3
votes

I'm using Apache Nifi 1.9.2 to load data from a relational database into Google Cloud Storage. The purpose is to write the outcome into Parquet files as it stores data in columnar way. To achieve this I make use of the ConvertAvroToParquet (default settings) processor in Nifi (followed by the PutGCSObject processor). The problem with these resulting files is that I cannot read Decimal typed columns when consuming the files in Spark 2.4.0 (scala 2.11.12): Parquet column cannot be converted ... Column: [ARHG3A], Expected: decimal(2,0), Found: BINARY

Links to parquet/avro example files: https://drive.google.com/file/d/1PmaP1qanIZjKTAOnNehw3XKD6-JuDiwC/view?usp=sharing https://drive.google.com/file/d/138BEZROzHKwmSo_Y-SNPMLNp0rj9ci7q/view?usp=sharing

As I know that Nifi works with the Avro format in between processors within the flowfile, I have also written the avro file (like it is just before the ConvertAvroToParquet processor) and this I can read in Spark. It is also possible to not use logical types in Avro, but then I lose the column types in the end and all columns are Strings (not preferred). I have also experimented with the PutParquet processor without success.

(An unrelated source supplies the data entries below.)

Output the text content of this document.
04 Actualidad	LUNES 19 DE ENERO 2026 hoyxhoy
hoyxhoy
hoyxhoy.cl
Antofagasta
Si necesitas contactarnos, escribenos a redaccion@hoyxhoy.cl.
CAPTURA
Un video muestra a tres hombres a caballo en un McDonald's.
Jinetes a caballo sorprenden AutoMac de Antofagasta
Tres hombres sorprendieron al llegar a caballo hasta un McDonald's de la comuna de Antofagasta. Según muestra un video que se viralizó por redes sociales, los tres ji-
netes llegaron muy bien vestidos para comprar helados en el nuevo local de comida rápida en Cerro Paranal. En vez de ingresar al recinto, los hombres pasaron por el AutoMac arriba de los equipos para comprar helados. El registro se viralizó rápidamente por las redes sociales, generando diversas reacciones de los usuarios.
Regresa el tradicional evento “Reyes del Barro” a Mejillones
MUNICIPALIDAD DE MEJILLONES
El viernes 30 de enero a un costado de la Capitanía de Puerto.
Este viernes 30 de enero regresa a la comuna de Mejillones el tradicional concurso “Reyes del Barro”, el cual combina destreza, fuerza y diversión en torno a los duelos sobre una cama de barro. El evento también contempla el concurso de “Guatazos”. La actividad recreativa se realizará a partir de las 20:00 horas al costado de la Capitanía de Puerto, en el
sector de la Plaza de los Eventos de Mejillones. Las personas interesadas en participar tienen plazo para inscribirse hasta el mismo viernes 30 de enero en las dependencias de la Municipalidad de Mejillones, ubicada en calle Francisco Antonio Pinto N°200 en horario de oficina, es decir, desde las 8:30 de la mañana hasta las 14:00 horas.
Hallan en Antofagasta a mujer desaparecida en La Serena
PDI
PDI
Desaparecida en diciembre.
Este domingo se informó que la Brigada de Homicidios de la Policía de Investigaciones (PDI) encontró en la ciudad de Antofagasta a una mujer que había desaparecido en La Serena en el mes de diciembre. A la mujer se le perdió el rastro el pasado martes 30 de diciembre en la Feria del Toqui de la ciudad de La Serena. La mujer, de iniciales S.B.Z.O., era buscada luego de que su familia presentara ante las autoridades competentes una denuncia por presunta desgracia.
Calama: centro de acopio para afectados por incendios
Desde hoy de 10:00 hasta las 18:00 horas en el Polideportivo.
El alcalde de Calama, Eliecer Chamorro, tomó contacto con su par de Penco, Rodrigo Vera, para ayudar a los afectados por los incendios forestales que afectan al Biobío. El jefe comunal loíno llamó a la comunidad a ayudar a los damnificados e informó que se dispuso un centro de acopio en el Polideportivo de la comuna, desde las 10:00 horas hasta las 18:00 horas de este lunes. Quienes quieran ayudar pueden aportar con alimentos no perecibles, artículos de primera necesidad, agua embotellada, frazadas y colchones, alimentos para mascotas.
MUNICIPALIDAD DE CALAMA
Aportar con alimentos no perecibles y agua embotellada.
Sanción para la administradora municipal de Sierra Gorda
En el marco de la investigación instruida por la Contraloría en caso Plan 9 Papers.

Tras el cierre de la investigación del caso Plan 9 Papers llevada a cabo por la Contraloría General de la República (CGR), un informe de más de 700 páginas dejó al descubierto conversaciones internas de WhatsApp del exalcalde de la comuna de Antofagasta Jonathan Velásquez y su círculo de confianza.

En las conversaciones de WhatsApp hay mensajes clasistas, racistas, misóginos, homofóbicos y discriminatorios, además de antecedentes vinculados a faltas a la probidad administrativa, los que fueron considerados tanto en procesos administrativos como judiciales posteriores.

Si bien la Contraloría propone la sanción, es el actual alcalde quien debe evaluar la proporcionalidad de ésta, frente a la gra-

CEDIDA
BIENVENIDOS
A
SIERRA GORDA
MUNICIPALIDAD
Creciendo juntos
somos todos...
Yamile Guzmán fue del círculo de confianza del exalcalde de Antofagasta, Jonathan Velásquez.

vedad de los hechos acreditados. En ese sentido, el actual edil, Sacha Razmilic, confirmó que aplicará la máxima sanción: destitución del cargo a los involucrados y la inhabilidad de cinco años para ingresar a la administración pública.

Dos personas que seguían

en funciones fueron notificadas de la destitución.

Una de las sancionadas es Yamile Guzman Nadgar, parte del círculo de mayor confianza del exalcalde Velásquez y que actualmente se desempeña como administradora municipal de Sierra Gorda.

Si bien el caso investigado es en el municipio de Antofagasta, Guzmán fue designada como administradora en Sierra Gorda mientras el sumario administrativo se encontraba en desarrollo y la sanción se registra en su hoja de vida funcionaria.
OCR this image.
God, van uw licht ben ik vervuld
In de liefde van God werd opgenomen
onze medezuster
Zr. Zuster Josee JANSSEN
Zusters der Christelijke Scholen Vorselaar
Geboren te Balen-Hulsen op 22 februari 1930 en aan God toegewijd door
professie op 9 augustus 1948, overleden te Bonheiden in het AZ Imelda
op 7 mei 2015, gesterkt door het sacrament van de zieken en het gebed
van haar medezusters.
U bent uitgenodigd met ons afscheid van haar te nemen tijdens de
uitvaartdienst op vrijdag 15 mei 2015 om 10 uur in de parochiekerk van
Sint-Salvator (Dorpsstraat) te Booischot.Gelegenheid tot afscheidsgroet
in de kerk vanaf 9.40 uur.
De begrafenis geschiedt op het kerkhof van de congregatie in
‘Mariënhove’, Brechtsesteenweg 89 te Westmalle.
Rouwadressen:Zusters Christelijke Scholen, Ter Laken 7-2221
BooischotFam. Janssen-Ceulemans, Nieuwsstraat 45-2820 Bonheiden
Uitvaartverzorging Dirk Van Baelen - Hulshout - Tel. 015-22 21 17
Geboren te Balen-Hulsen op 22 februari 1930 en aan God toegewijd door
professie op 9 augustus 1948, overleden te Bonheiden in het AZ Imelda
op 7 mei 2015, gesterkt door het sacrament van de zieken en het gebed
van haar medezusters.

val arhg_parquet = spark.read.format("parquet").load("ARHG.parquet")
arhg_parquet.printSchema()
arhg_parquet.show(10,false)

printSchema() gives proper result, indicating ARHG3A is a decimal(2,0) Executing the show(10,false) results in an ERROR: Parquet column cannot be converted in file file:///C:/ARHG.parquet. Column: [ARHG3A], Expected: decimal(2,0), Found: BINARY

1
This question touched upon multiple tools (nifi, spark, even s3) and within that there are several steps. Please try to narrow it down as much as possible (and ideally provide a reprodible example) so others may help more easily - Dennis Jaheruddin

1 Answers

0
votes

To achieve this I make use of the ConvertAvroToParquet (default settings) processor in Nifi (followed by the PutGCSObject processor)

Try upgrading to NiFi 1.12.1, our latest release. Some improvements were made to handling decimals that might be applicable here. Also, you can use the Parquet reader and writer services to convert from Avro to Parquet now as of ~1.10.0. If that doesn't work, it may be a bug that should have a Jira ticket filed against it.